Geride bıraktığımız iki haftayı, ağırlıklı olarak “Gazetecilik
Seminerleri” ile geçirdik.
Türkiye’nin hemen her yöresinden gelen kardeşlerimiz, coşkulu bir
hizmet arzu ve iştiyakı ile dopdolu şekilde iştirak etti, bu
meslekî seminerlere. Öyle ki, her hallerinden okunan bu şiddetli
öğrenme arzu ve iştiyakı, mesai saatleri ile sınırlı kalmadı.
Konuyla bağlantılı sohbet ve diyaloglar, mesaiden sonra, hatta
akşamları da yer yer gecenin geç saatlerine kadar sürüp gitti.
Bütün içtenliğimle, onların bu halini tebrik ile takdir ettim.
* * *
Evvelki yıllara nazaran, bu seneki programlara gösterilen alâka, müracaat ve hatta katılma nisbeti, cidden yüksek seviyelerde olup bizlere ümit ve heyecan verici bir mahiyet arz ediyordu.

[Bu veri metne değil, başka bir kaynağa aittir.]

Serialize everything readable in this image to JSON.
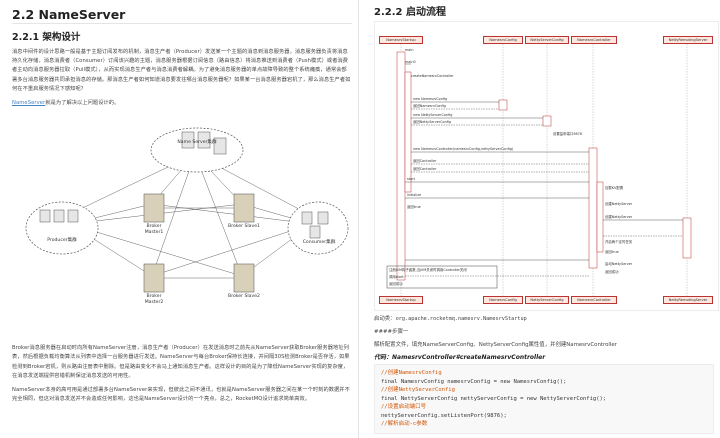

Evet, tahminlerin üzerinde bir iştirak nisbeti hâsıl oldu.
Ama, katılımcı kardeşlerimizin büyük bir sabır ve tahammül göstererek sergilemiş olduğu öğrenme arzu ve iradesi, bize de ayrı bir şevk ve heyecan verdi. Adeta, üzerimizde birikmiş hale gelen atâlet tozlarını silkeleyip atmış oldular.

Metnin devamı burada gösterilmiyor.